The Atlantic, the magazine that is rarely described without the adjective “venerable,” has undergone an astonishing web rebirth–or, rather, series of rebirths.

I don’t mean they’ve gone on the web. They did that a long time ago. I mean they’ve gotten the web.

The magazine (which, with its we’re-doing-it-meta-so-we’re-not-really-pandering cover story on Britney Spears is perhaps trying to earn the adjective “venereal”) has updated is website three times in the past year. Each time it’s gotten better–more web-savvy, more accessible and less self-infatuated.

With its first re-do in August 2007 (for which I gave it this fanny-slam), it retained its dead-from-the-neck-up policy of asking readers to pay to read the full text of the best articles that appeared in the magazine. It also pretty much kept readers out of the game entirely, sticking with the other dead-from-the-neck-up policy of pushing material to web readers but hardly letting them talk back. Smug.

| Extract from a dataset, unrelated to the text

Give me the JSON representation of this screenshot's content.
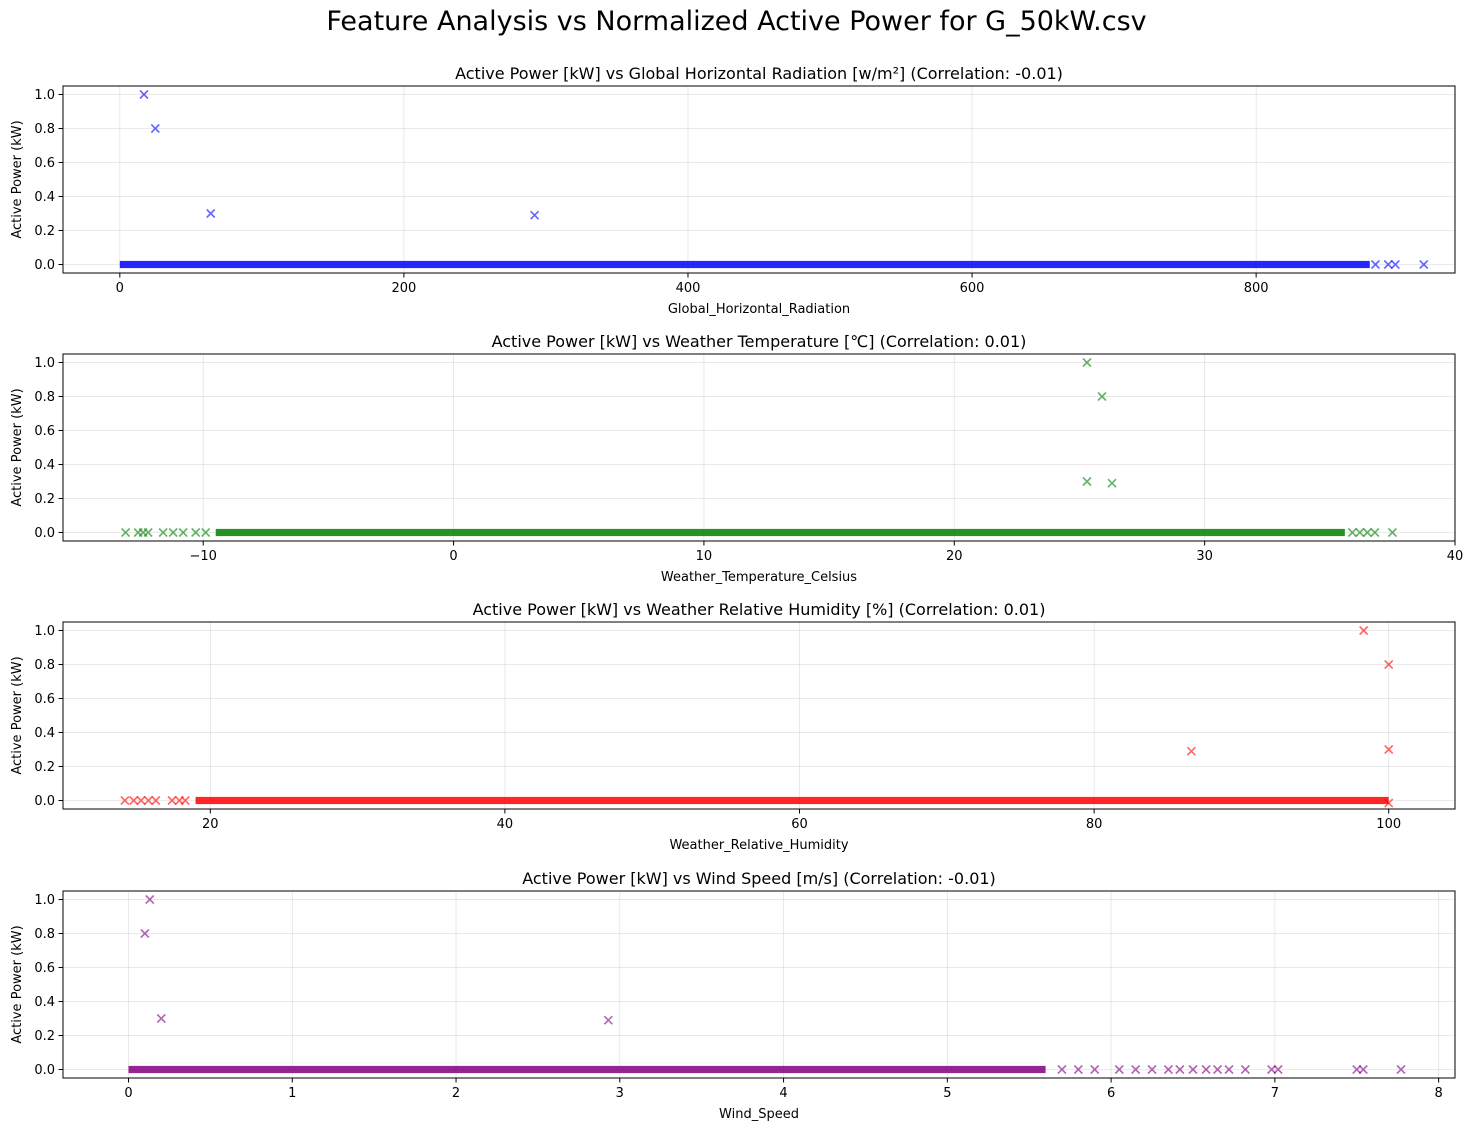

A few months ago the Atlantic website was re-iterated, guillotining the pay-to-play policy and letting readers romp a bit–adding a not-very-venerably-named “Hot Reads” box of most read, commented, etc.,  splaying out an excess of thinky blogs on the home page, and opening up to reader comments.

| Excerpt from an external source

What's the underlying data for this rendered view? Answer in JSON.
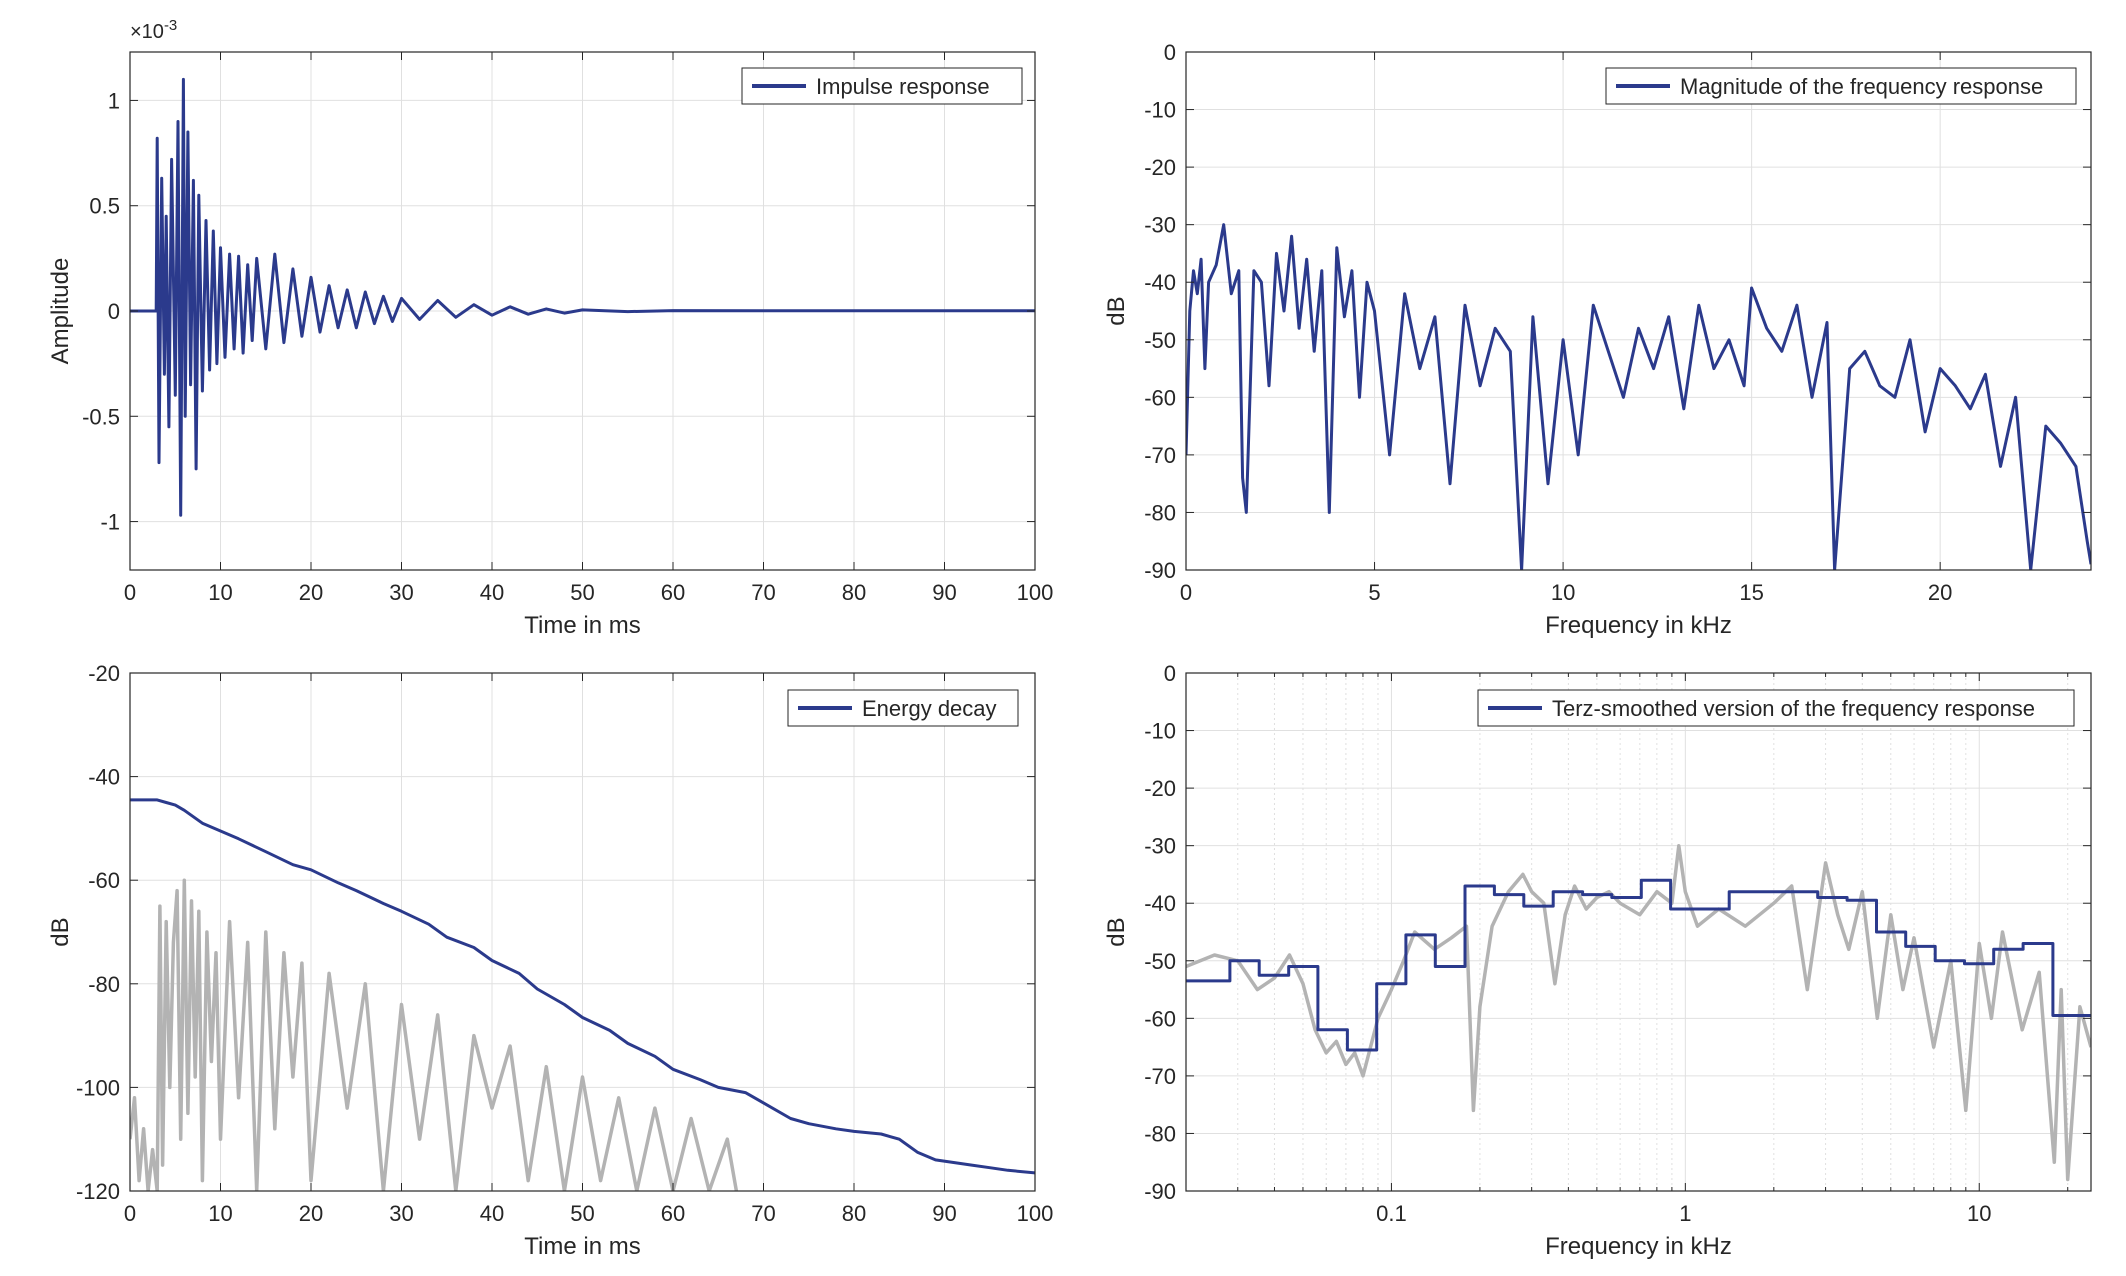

And this month a new iteration takes the website into the new world almost fully. Its new section, named The Current, features

  • Three blissfully short contributions daily, navigable by calendar
  • Links to “best opinion”–off-site
  • Comments galore–including a Post and Riposte forum section
  • Smartly curated related-content links, both off- and on-site
  • Free access to back-issue (and related web-only) content back to 1995 (for issues before that, you still have to pay)
  • Continuation of the high-cranial blogs, some of which now integrate multimedia

I could pick nits, but won’t. The Atlantic has demonstrated one of the most important concepts of web development–repeated iteration and continuous improvement. I suspect more improvements will come, but already the website has cleared a very high bar.

Who knows? Someday people may refer to theatlantic.com itself as “venerable.”